Sod it, look, they’re all good, all right? but I want to talk about these two
because they’re neat illustrations of another thematic thread of this book,
which is that of awkward romance (though in truth this is really just a
subordinate discourse to those of acceptance and belonging). The Suet Swain is
a nicely done holmesian pastiche in which a romantically indecisive student is
stalked by lard demon, and Anecdote shows us the inept romancing of a spirit of
the earth by one of the forest. The romantic relationships in Spirits Abroad are mostly, for want of a
better word, interracial, and characterized by initial misunderstanding and
eventual acceptance. The exception is that lard demon, who comes from Malaysia
to the UK and relies on an immigrant community looking the other way to act out
all kinds of appalling behaviour. Little reading between the lines necessary on
that one, sadly. What you keep, what you leave behind, and what follows you
despite your best intentions: all these factor into the immigrant experience,
and the accommodation of initially uncomfortable remnants of past lives is addressed
with an unusually sympathetic exorcism in 起狮、 行礼 (Rising Lion – The Lion Bows).

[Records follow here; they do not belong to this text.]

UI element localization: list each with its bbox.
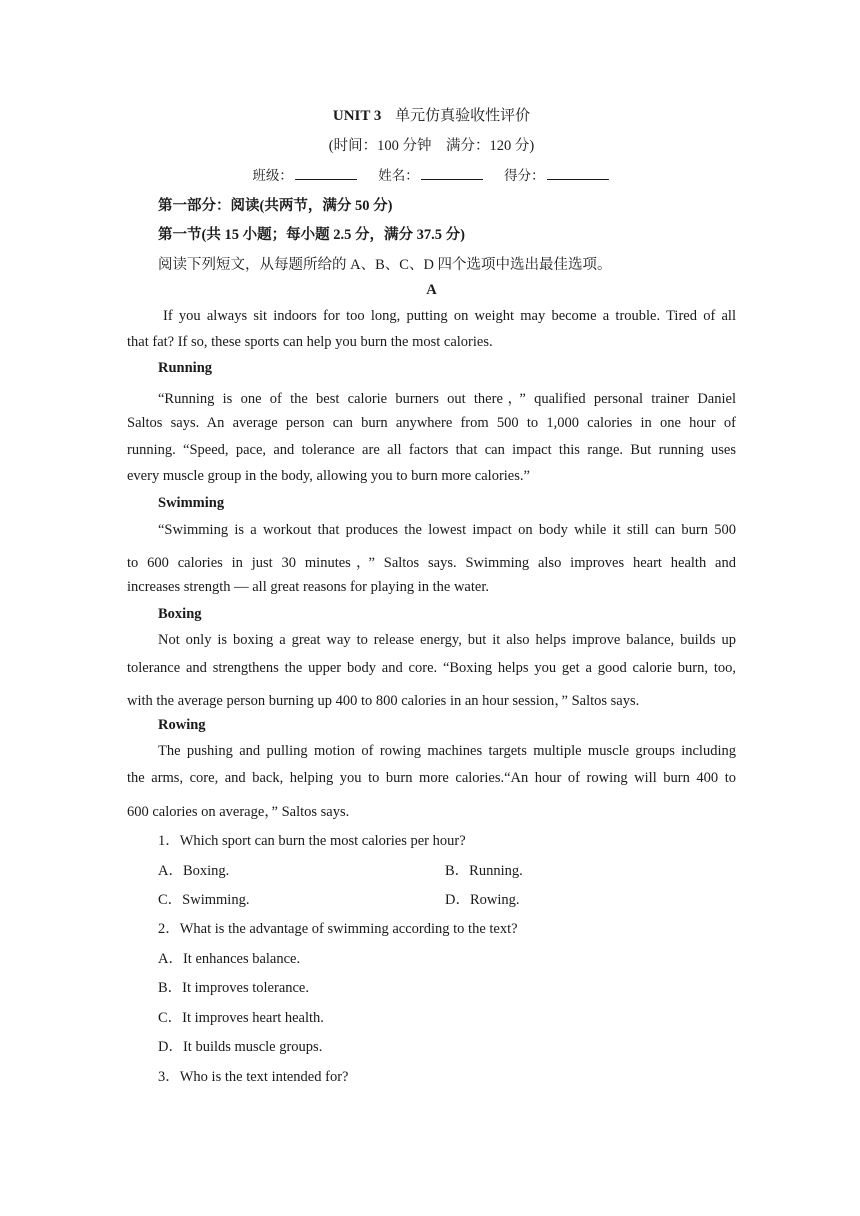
section-one-heading: 第一节(共 15 小题；每小题 2.5 分，满分 37.5 分) bbox=[158, 227, 465, 243]
name-blank bbox=[421, 167, 483, 180]
option-b: B．Running. bbox=[445, 863, 523, 879]
score-blank bbox=[547, 167, 609, 180]
option-d: D．Rowing. bbox=[445, 892, 520, 908]
passage-letter: A bbox=[426, 282, 437, 298]
swimming-line-1: “Swimming is a workout that produces the lowest impact on body while it still can burn 500 bbox=[158, 522, 736, 538]
boxing-line-3: with the average person burning up 400 to 800 calories in an hour session，” Saltos says. bbox=[127, 693, 640, 709]
running-line-4: every muscle group in the body, allowing you to burn more calories.” bbox=[127, 468, 530, 484]
time-info: (时间：100 分钟 满分：120 分) bbox=[328, 138, 535, 154]
option-a: A．It enhances balance. bbox=[158, 951, 301, 967]
question-stem: 3．Who is the text intended for? bbox=[158, 1069, 349, 1085]
swimming-line-3: increases strength — all great reasons for playing in the water. bbox=[127, 579, 489, 595]
option-b: B．It improves tolerance. bbox=[158, 980, 309, 996]
directions: 阅读下列短文，从每题所给的 A、B、C、D 四个选项中选出最佳选项。 bbox=[158, 257, 612, 273]
swimming-heading: Swimming bbox=[158, 495, 225, 511]
swimming-line-2: to 600 calories in just 30 minutes，” Saltos says. Swimming also improves heart health and bbox=[127, 555, 736, 571]
name-label: 姓名： bbox=[378, 168, 419, 183]
option-c: C．Swimming. bbox=[158, 892, 250, 908]
class-label: 班级： bbox=[252, 168, 293, 183]
intro-line-2: that fat? If so, these sports can help you burn the most calories. bbox=[127, 334, 493, 350]
boxing-line-2: tolerance and strengthens the upper body and core. “Boxing helps you get a good calorie burn, too, bbox=[127, 660, 736, 676]
option-d: D．It builds muscle groups. bbox=[158, 1039, 323, 1055]
unit-subtitle: 单元仿真验收性评价 bbox=[395, 108, 531, 124]
rowing-heading: Rowing bbox=[158, 717, 206, 733]
rowing-line-3: 600 calories on average，” Saltos says. bbox=[127, 804, 350, 820]
question-stem: 1．Which sport can burn the most calories per hour? bbox=[158, 833, 466, 849]
student-info-row bbox=[127, 164, 736, 184]
running-heading: Running bbox=[158, 360, 213, 376]
rowing-line-2: the arms, core, and back, helping you to burn more calories.“An hour of rowing will burn 400 to bbox=[127, 770, 736, 786]
unit-title bbox=[127, 104, 736, 125]
boxing-line-1: Not only is boxing a great way to release energy, but it also helps improve balance, builds up bbox=[158, 632, 736, 648]
intro-line-1: If you always sit indoors for too long, putting on weight may become a trouble. Tired of all bbox=[163, 308, 736, 324]
running-line-3: running. “Speed, pace, and tolerance are all factors that can impact this range. But running uses bbox=[127, 442, 736, 458]
question-stem: 2．What is the advantage of swimming according to the text? bbox=[158, 921, 518, 937]
part-one-heading: 第一部分：阅读(共两节，满分 50 分) bbox=[158, 198, 393, 214]
class-blank bbox=[295, 167, 357, 180]
running-line-1: “Running is one of the best calorie burners out there，” qualified personal trainer Daniel bbox=[158, 391, 736, 407]
boxing-heading: Boxing bbox=[158, 606, 202, 622]
unit-number: UNIT 3 bbox=[332, 108, 382, 124]
running-line-2: Saltos says. An average person can burn anywhere from 500 to 1,000 calories in one hour of bbox=[127, 415, 736, 431]
option-a: A．Boxing. bbox=[158, 863, 230, 879]
score-label: 得分： bbox=[504, 168, 545, 183]
rowing-line-1: The pushing and pulling motion of rowing machines targets multiple muscle groups including bbox=[158, 743, 736, 759]
option-c: C．It improves heart health. bbox=[158, 1010, 324, 1026]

In fact, fat-face aside, sympathy and empathy abound in what is an
overwhelmingly optimistic book.
It closes with two of the shortest stories,
Liyana and The Four Generations of Chang E. To be honest both fell a little
flat for me, and I feel like a bit of a churl for saying that because I think
if I’d read them in a different context I’d have liked them much more. Liyana
is a charmingly melancholic tale of sisterhood and obligation (which reminds me
a lot of Tidbek’s Cloudberry Jam)
that just felt slightly out of place when compared to the rest of the
collection, and the metaphor around which Chang E is constructed is pretty
blunt. By itself I think it would stand up well, but given all I was saying
about the lightness of touch in the preceding stories closing with such an
obviously allegorical piece seems a bit like using a sledgehammer to crack an already
open nut.
These are minor quibbles though (and they
are very minor). Cho’s otherwise
seamless integration of the supernatural into the commonplace magnifies, somewhat
paradoxically, the unadorned humanity of her characters. This is not an easy
trick to pull off once, never mind that here it is done so consistently and so
well. In sum this is a wonderful little book that can be read on many levels
(clearly), and both encourages and rewards engagement with all of them. Spirits Abroad is witty and affecting, gracefully
imaginative, and unapologetically political. More like this, please.